Caching
This page explains how kdb Insights Core caching works.
Due to the high latency of cloud storage, kdb Insights Core caches the requests results on a local high-performance disk.
When files are retrieved from cloud storage, they are automatically stored in the local cache. Subsequent requests for the same data is then retrieved from the local cache instead of cloud storage, saving time and transfer costs.
kdb+ utilizes the local cache only when the environment variable KX_OBJSTR_CACHE_PATH
is defined.
This is used to set the path to the directory where cached files are sorted. For example:
export KX_OBJSTR_CACHE_PATH=/myfastssd/kxs3cache
Temporary files are written under this directory, and kdb+ requires write permission. Cached files are stored under a subdirectory as $KX_OBJSTR_CACHE_PATH/objects
.
Shared cache
Multiple kdb+ instances using the same HDB (historical database) should share a cache area.

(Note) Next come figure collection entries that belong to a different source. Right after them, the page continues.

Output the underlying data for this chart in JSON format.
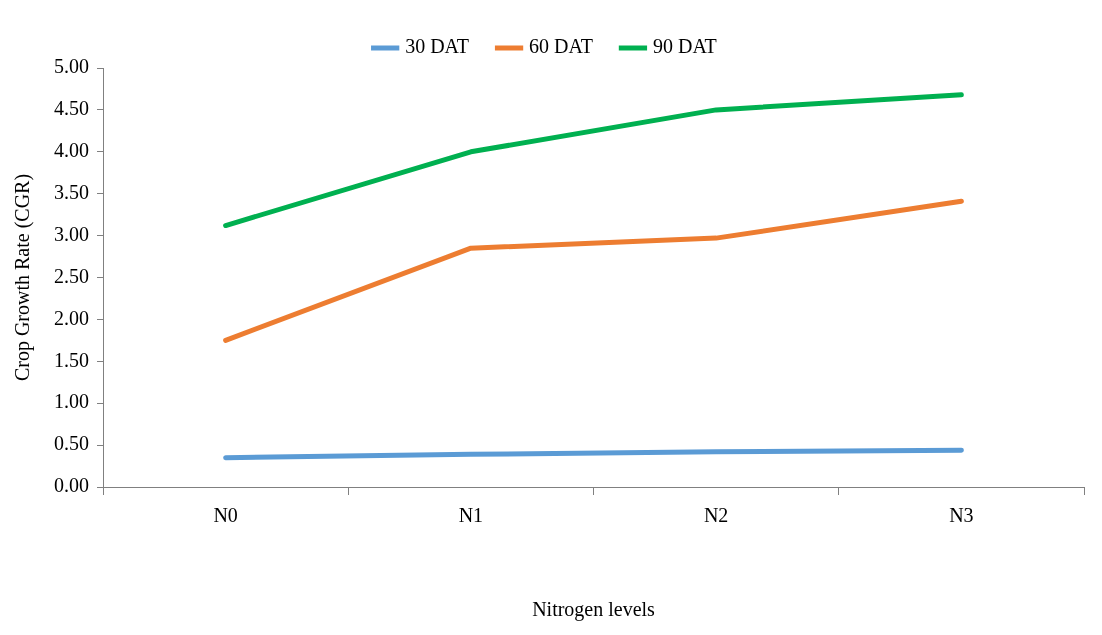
{
  "chart_data": {
    "type": "line",
    "xlabel": "Nitrogen levels",
    "ylabel": "Crop Growth Rate (CGR)",
    "categories": [
      "N0",
      "N1",
      "N2",
      "N3"
    ],
    "series": [
      {
        "name": "30 DAT",
        "color": "#5b9bd5",
        "values": [
          0.35,
          0.39,
          0.42,
          0.44
        ]
      },
      {
        "name": "60 DAT",
        "color": "#ed7d31",
        "values": [
          1.75,
          2.85,
          2.97,
          3.41
        ]
      },
      {
        "name": "90 DAT",
        "color": "#00b050",
        "values": [
          3.12,
          4.0,
          4.5,
          4.68
        ]
      }
    ],
    "ylim": [
      0,
      5
    ],
    "yticks": [
      {
        "value": 0,
        "label": "0.00"
      },
      {
        "value": 0.5,
        "label": "0.50"
      },
      {
        "value": 1,
        "label": "1.00"
      },
      {
        "value": 1.5,
        "label": "1.50"
      },
      {
        "value": 2,
        "label": "2.00"
      },
      {
        "value": 2.5,
        "label": "2.50"
      },
      {
        "value": 3,
        "label": "3.00"
      },
      {
        "value": 3.5,
        "label": "3.50"
      },
      {
        "value": 4,
        "label": "4.00"
      },
      {
        "value": 4.5,
        "label": "4.50"
      },
      {
        "value": 5,
        "label": "5.00"
      }
    ],
    "legend": "top",
    "grid": false,
    "marker": "none",
    "line_style": "solid"
  }
}
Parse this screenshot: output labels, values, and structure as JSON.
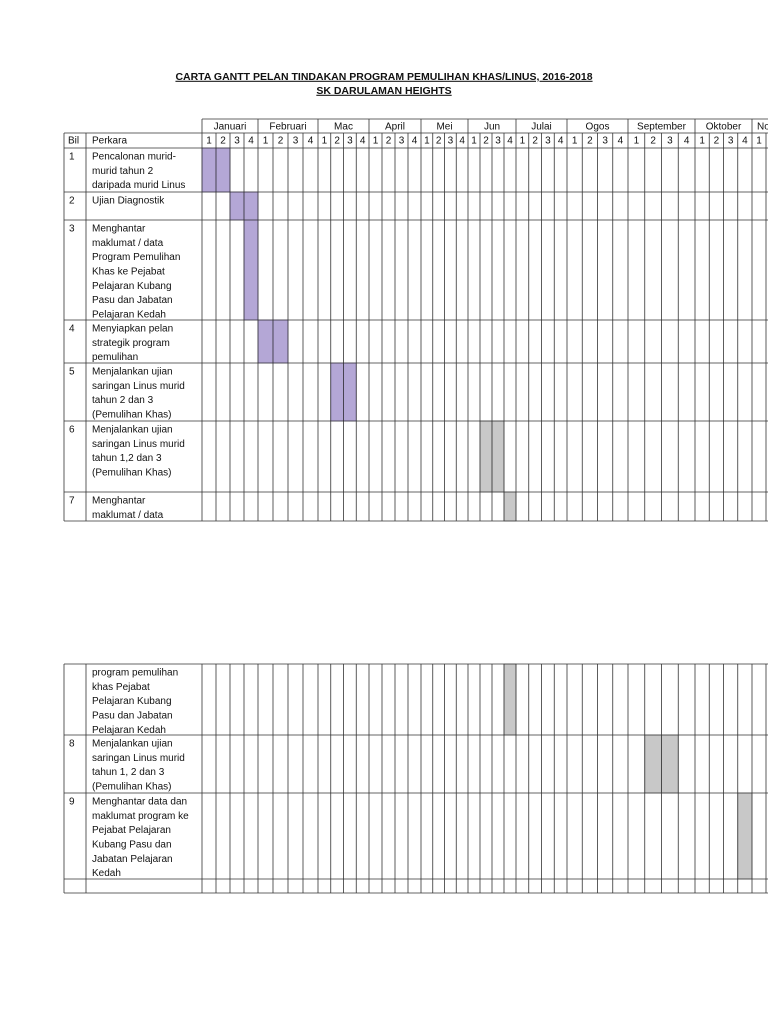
{
  "header": {
    "title": "CARTA GANTT PELAN TINDAKAN PROGRAM PEMULIHAN KHAS/LINUS, 2016-2018",
    "subtitle": "SK DARULAMAN HEIGHTS"
  },
  "table": {
    "months": [
      "Januari",
      "Februari",
      "Mac",
      "April",
      "Mei",
      "Jun",
      "Julai",
      "Ogos",
      "September",
      "Oktober",
      "No"
    ],
    "week_labels": [
      "1",
      "2",
      "3",
      "4"
    ],
    "columns": {
      "bil": "Bil",
      "perkara": "Perkara"
    },
    "rows": [
      {
        "bil": "1",
        "perkara": [
          "Pencalonan murid-",
          "murid tahun 2",
          "daripada murid Linus"
        ]
      },
      {
        "bil": "2",
        "perkara": [
          "Ujian Diagnostik"
        ]
      },
      {
        "bil": "3",
        "perkara": [
          "Menghantar",
          "maklumat / data",
          "Program Pemulihan",
          "Khas ke Pejabat",
          "Pelajaran Kubang",
          "Pasu dan Jabatan",
          "Pelajaran Kedah"
        ]
      },
      {
        "bil": "4",
        "perkara": [
          "Menyiapkan pelan",
          "strategik program",
          "pemulihan"
        ]
      },
      {
        "bil": "5",
        "perkara": [
          "Menjalankan ujian",
          "saringan Linus murid",
          "tahun 2 dan 3",
          "(Pemulihan Khas)"
        ]
      },
      {
        "bil": "6",
        "perkara": [
          "Menjalankan ujian",
          "saringan Linus murid",
          "tahun 1,2 dan 3",
          "(Pemulihan Khas)"
        ]
      },
      {
        "bil": "7",
        "perkara": [
          "Menghantar",
          "maklumat / data"
        ],
        "perkara_continued": [
          "program pemulihan",
          "khas  Pejabat",
          "Pelajaran Kubang",
          "Pasu dan Jabatan",
          "Pelajaran Kedah"
        ]
      },
      {
        "bil": "8",
        "perkara": [
          "Menjalankan ujian",
          "saringan Linus murid",
          "tahun 1, 2 dan 3",
          "(Pemulihan Khas)"
        ]
      },
      {
        "bil": "9",
        "perkara": [
          "Menghantar data dan",
          "maklumat program ke",
          "Pejabat Pelajaran",
          "Kubang Pasu dan",
          "Jabatan Pelajaran",
          "Kedah"
        ]
      }
    ]
  }
}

The local cache is not cleared upon kdb+ start-up or shutdown. The cache can only be manually deleted when all processes using the cache are no longer running. To manage disk usage, use Kxreaper to manage eviction from the cache folder. Without Kxreaper, the local cache continues to grow with each new dataset retrieved from object storage.
Kxreaper
Kxreaper is a command-line application that can be used to limit the amount of object storage data cached on local disk. Kxreaper may be started as a daemon. It takes two arguments:
- the cache root path
- an integer representing the size to limit the cache to in MB
Kxreaper continuously monitors file access within the specified directory and maintains a space limit by deleting files according to a Least Recently Used (LRU) algorithm. Any file moved into this directory becomes a candidate for deletion, as this area is exclusively used by kdb+.
Files written by kdb+ in this area initially have the form filename$
and are automatically moved by kdb+ to their final filename on completion of writing. Kxreaper is notified by the OS of this addition and, if the space used then exceeds the configured limit, it deletes the least recently used files to bring the space used within the limit again.
On startup, Kxreaper scans the directory and deletes the oldest files if the total size exceeds the configured limit.
If Kxreaper gets out of sync with the filesystem - for example, due to manual deletions of cache files - a rescan can be triggered manually by sending a SIGHUP
signal to the Kxreaper process. If Kxreaper becomes too slow to process disk notifications, it rescans automatically.
Using Network Access Storage (NAS)
When using NAS, the Kxreaper process should be on the same machine as the HDB reader process, which is why this is not a recommended setup. For optimal performance, the cache should be located on local attached storage.
Example
The following example runs Kxreaper as a daemon with both STDOUT
and STDERR
redirected to the system log:
kxreaper $KX_OBJSTR_CACHE_PATH 5000 2>&1 | logger &
The log may be viewed through
sudo tail /var/log/syslog
The output could equally be redirected to a log file
kxreaper $KX_OBJSTR_CACHE_PATH 5000 2>&1 > reaper.log &
Troubleshooting
If you observe the error
inotify_init: Too many open files
check the values in
/proc/sys/fs/inotify/max_queued_events
/proc/sys/fs/inotify/max_user_instances
/proc/sys/fs/inotify/max_user_watches
and if necessary update them to larger values to accommodate the number of files that might need to be cached. e.g.
echo 8192 >> /proc/sys/fs/inotify/max_user_instances
echo 8192 >> /proc/sys/fs/inotify/max_user_watches
If the environment variable KX_CACHE_REAPER_TRACE
is set, Kxreaper prints tracing info when processing events.